Another option is keeping in contact with therapists, dietitians or a support person who helps ground the situation.
For those worried about what will be on the menu, Viets said it helps to call ahead of time to know what is being served. That way, a plan can be prepared for how to handle the food. It’s also OK for people with eating disorders to ask that certain foods not be served, Viets said.
Metzler recommends not skipping meals and sticking with the regular food plan as much as possible.
For the hosts, Lippel said they can offer a special dish that would help the person with an eating disorder navigate the meal, or organize a potluck dinner so the person can bring a dish her or she is comfortable eating.
And, pushing food on someone with an eating disorder is a big no-no.
“You shouldn’t watch what they are eating and nudge them and say, ‘Well, don’t you think you might want to try a small portion of this?’ ” Metzler said. “Let them guide what they choose to eat. That is the important thing.”
Watch what you say
Kate said her eating disorder began her freshman year of high school when she wanted to lose weight for soccer tryouts. She said it’s a roller coaster ride toward recovery. Unlike a drug addict or alcoholic, people with eating disorders can’t quit cold turkey.
Along with the monitoring that occurs when she goes home, she also said too much attention is paid on physical attributes.
“If you haven’t seen someone in over a year, it’s the No. 1 thing they look at,” Kate said. “You feel stressed to impress the family when they are the last people you should have to impress.”

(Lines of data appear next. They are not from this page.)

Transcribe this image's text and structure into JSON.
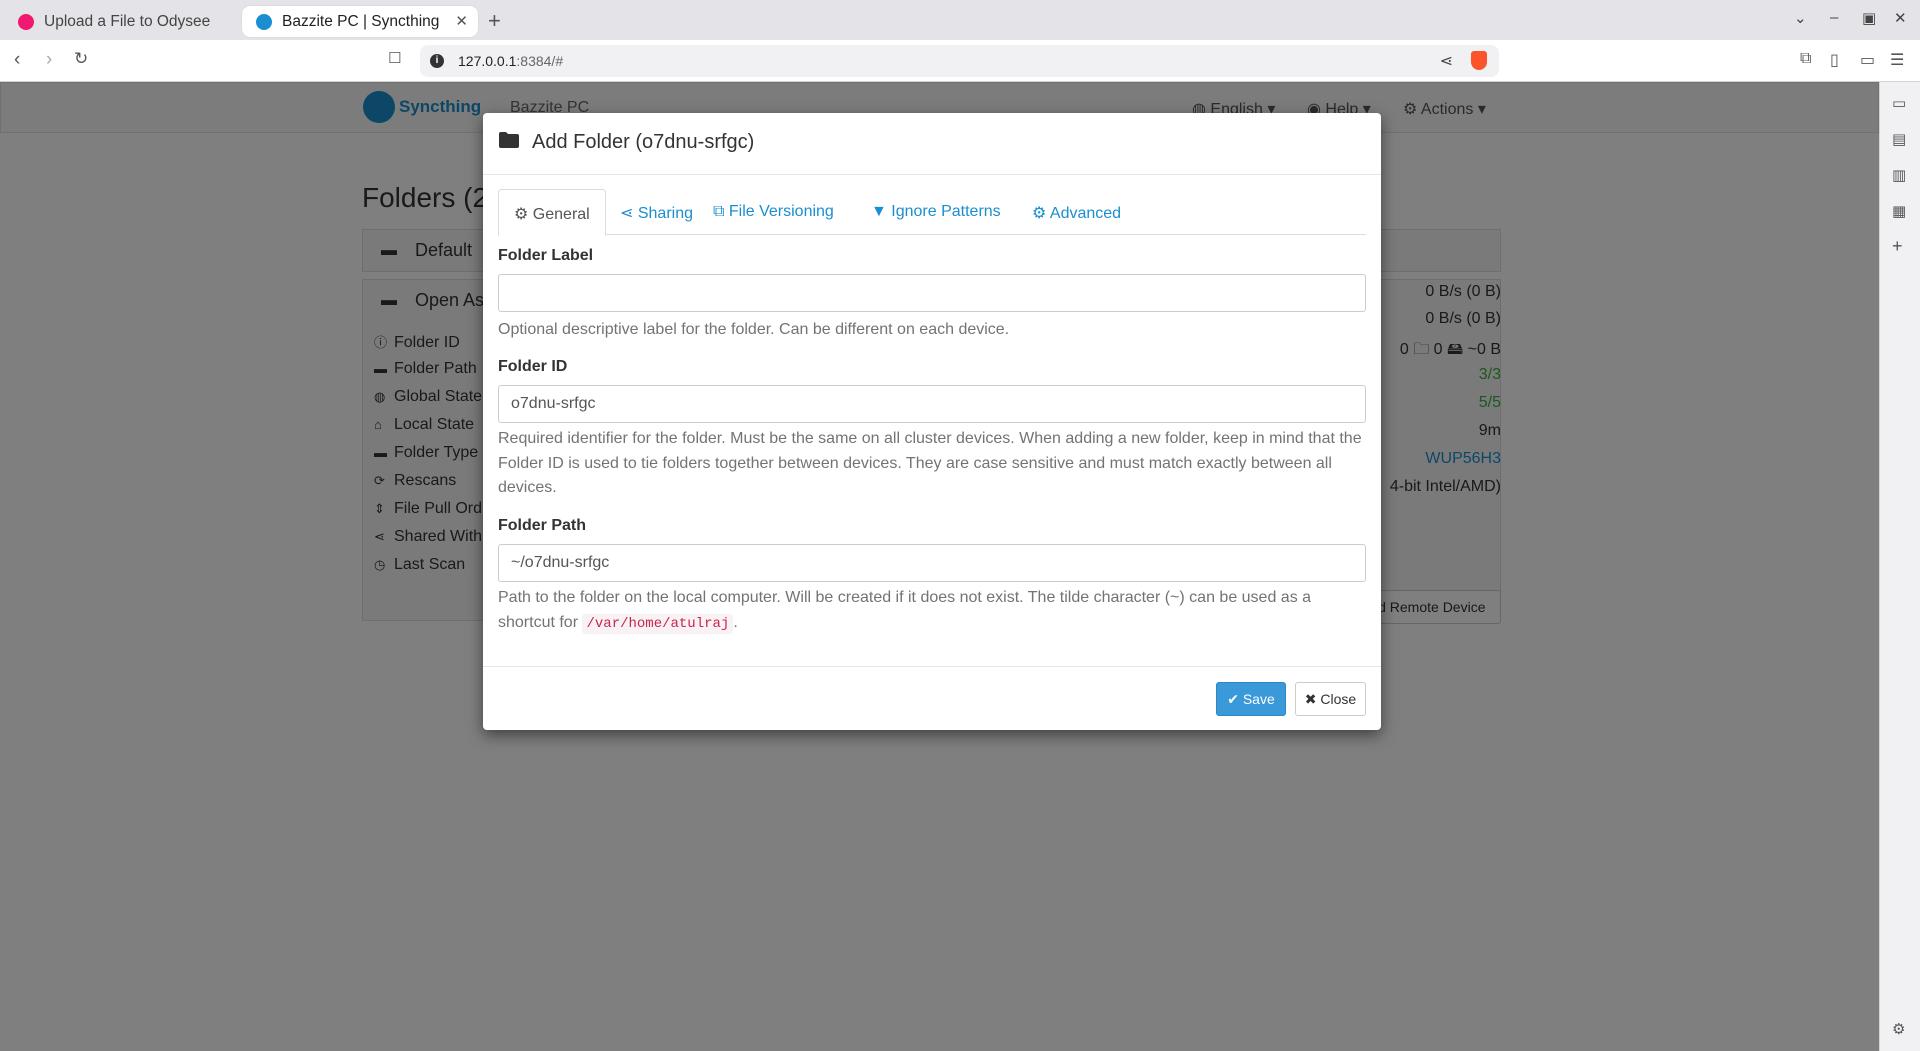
{
  "browser": {
    "tabs": [
      {
        "title": "Upload a File to Odysee"
      },
      {
        "title": "Bazzite PC | Syncthing"
      }
    ],
    "url_host": "127.0.0.1",
    "url_rest": ":8384/#"
  },
  "app": {
    "brand": "Syncthing",
    "device_name": "Bazzite PC",
    "menu": {
      "language": "English",
      "help": "Help",
      "actions": "Actions"
    },
    "folders_title": "Folders (2",
    "folder_default": "Default",
    "folder_open": "Open As",
    "details": [
      {
        "label": "Folder ID",
        "icon": "info-icon"
      },
      {
        "label": "Folder Path",
        "icon": "folder-open-icon"
      },
      {
        "label": "Global State",
        "icon": "globe-icon"
      },
      {
        "label": "Local State",
        "icon": "home-icon"
      },
      {
        "label": "Folder Type",
        "icon": "folder-icon"
      },
      {
        "label": "Rescans",
        "icon": "refresh-icon"
      },
      {
        "label": "File Pull Ord",
        "icon": "sort-icon"
      },
      {
        "label": "Shared With",
        "icon": "share-icon"
      },
      {
        "label": "Last Scan",
        "icon": "clock-icon"
      }
    ],
    "right_values": [
      "0 B/s (0 B)",
      "0 B/s (0 B)",
      "0 🗀 0 🖴 ~0 B",
      "3/3",
      "5/5",
      "9m",
      "WUP56H3",
      "4-bit Intel/AMD)"
    ],
    "remote_device_button": "ld Remote Device"
  },
  "modal": {
    "title": "Add Folder (o7dnu-srfgc)",
    "tabs": [
      "General",
      "Sharing",
      "File Versioning",
      "Ignore Patterns",
      "Advanced"
    ],
    "folder_label": {
      "label": "Folder Label",
      "value": "",
      "help": "Optional descriptive label for the folder. Can be different on each device."
    },
    "folder_id": {
      "label": "Folder ID",
      "value": "o7dnu-srfgc",
      "help": "Required identifier for the folder. Must be the same on all cluster devices. When adding a new folder, keep in mind that the Folder ID is used to tie folders together between devices. They are case sensitive and must match exactly between all devices."
    },
    "folder_path": {
      "label": "Folder Path",
      "value": "~/o7dnu-srfgc",
      "help_before": "Path to the folder on the local computer. Will be created if it does not exist. The tilde character (~) can be used as a shortcut for",
      "help_code": "/var/home/atulraj",
      "help_after": "."
    },
    "save_label": "Save",
    "close_label": "Close"
  },
  "colors": {
    "accent": "#1a8ed0",
    "save": "#3a9ad9",
    "green": "#3cae3c",
    "code": "#c7254e"
  }
}
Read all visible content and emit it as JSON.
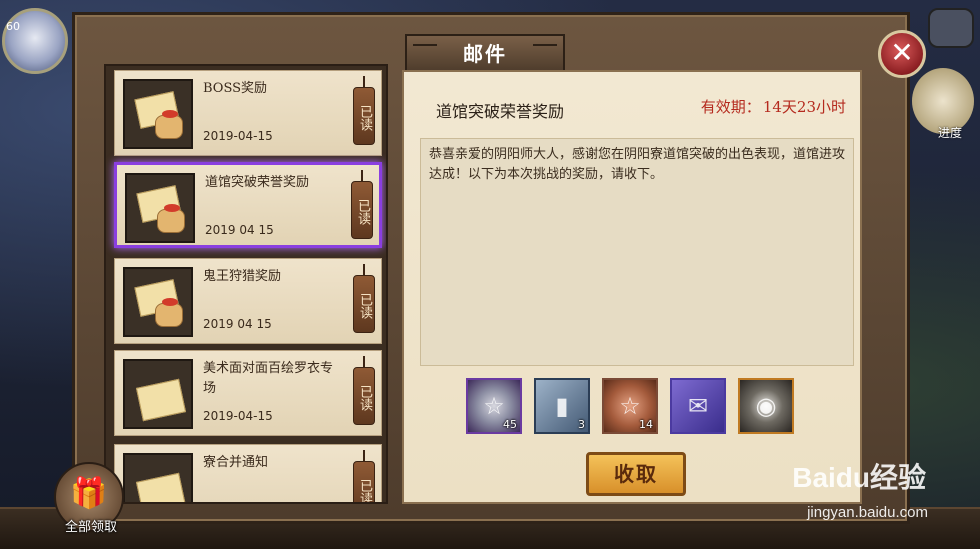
{
  "window": {
    "title": "邮件"
  },
  "top_left": {
    "level": "60"
  },
  "right_side": {
    "progress_label": "进度"
  },
  "mail_list": [
    {
      "title": "BOSS奖励",
      "date": "2019-04-15",
      "read": "已读"
    },
    {
      "title": "道馆突破荣誉奖励",
      "date": "2019 04 15",
      "read": "已读"
    },
    {
      "title": "鬼王狩猎奖励",
      "date": "2019 04 15",
      "read": "已读"
    },
    {
      "title": "美术面对面百绘罗衣专场",
      "date": "2019-04-15",
      "read": "已读"
    },
    {
      "title": "寮合并通知",
      "date": "",
      "read": "已读"
    }
  ],
  "detail": {
    "title": "道馆突破荣誉奖励",
    "expiry_label": "有效期：",
    "expiry_value": "14天23小时",
    "body": "恭喜亲爱的阴阳师大人，感谢您在阴阳寮道馆突破的出色表现，道馆进攻达成！以下为本次挑战的奖励，请收下。",
    "rewards": [
      {
        "icon": "silver-pentagram-coin-icon",
        "count": "45"
      },
      {
        "icon": "blank-scroll-card-icon",
        "count": "3"
      },
      {
        "icon": "bronze-pentagram-coin-icon",
        "count": "14"
      },
      {
        "icon": "blue-ticket-icon",
        "count": ""
      },
      {
        "icon": "daruma-icon",
        "count": ""
      }
    ],
    "collect_label": "收取"
  },
  "collect_all_label": "全部领取",
  "watermark": {
    "main": "Baidu经验",
    "sub": "jingyan.baidu.com"
  }
}
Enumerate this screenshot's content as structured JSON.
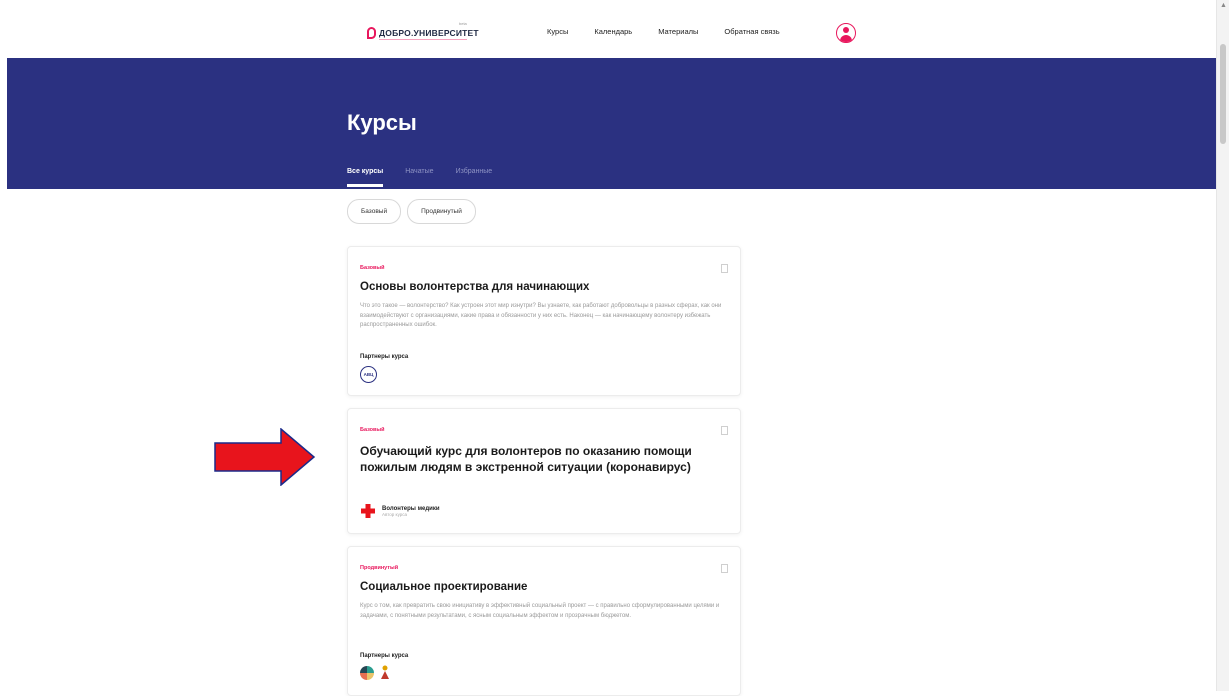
{
  "header": {
    "logo_text": "ДОБРО.УНИВЕРСИТЕТ",
    "logo_beta": "beta",
    "nav": [
      "Курсы",
      "Календарь",
      "Материалы",
      "Обратная связь"
    ]
  },
  "hero": {
    "title": "Курсы",
    "tabs": [
      "Все курсы",
      "Начатые",
      "Избранные"
    ]
  },
  "filters": [
    "Базовый",
    "Продвинутый"
  ],
  "courses": [
    {
      "level": "Базовый",
      "title": "Основы волонтерства для начинающих",
      "description": "Что это такое — волонтерство? Как устроен этот мир изнутри? Вы узнаете, как работают добровольцы в разных сферах, как они взаимодействуют с организациями, какие права и обязанности у них есть. Наконец — как начинающему волонтеру избежать распространенных ошибок.",
      "partners_label": "Партнеры курса",
      "partner_logo_text": "АВЦ"
    },
    {
      "level": "Базовый",
      "title": "Обучающий курс для волонтеров по оказанию помощи пожилым людям в экстренной ситуации (коронавирус)",
      "author_name": "Волонтеры медики",
      "author_role": "Автор курса"
    },
    {
      "level": "Продвинутый",
      "title": "Социальное проектирование",
      "description": "Курс о том, как превратить свою инициативу в эффективный социальный проект — с правильно сформулированными целями и задачами, с понятными результатами, с ясным социальным эффектом и прозрачным бюджетом.",
      "partners_label": "Партнеры курса"
    }
  ],
  "colors": {
    "brand_blue": "#2b3181",
    "accent_pink": "#e8175d",
    "arrow_red": "#e8141c"
  }
}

Viets recommends that people not comment at all about weight or food (even if it’s a compliment).
For Kate, off-handed comments, such as someone saying a pair of jeans she tried on while shopping were too tight or jokingly ask whether she is really hungry, have the power to derail her day and stirs thoughts of purging.
Viets, the psychologist, recommends shifting much of the holiday focus from food and weight to relationships. Instead of worrying about what to eat at the dinner table, Viets suggests putting more attention on connecting with family and friends. Rather than complimenting someone on how much weight they’ve lost, she recommends highlighting something they like about the person such as their laugh.
If family and friends want to talk about the eating disorder they should sit down one-on-one and ask the person how their recovery is going.
“Focus on the whole person rather than on this particular struggle,” she said.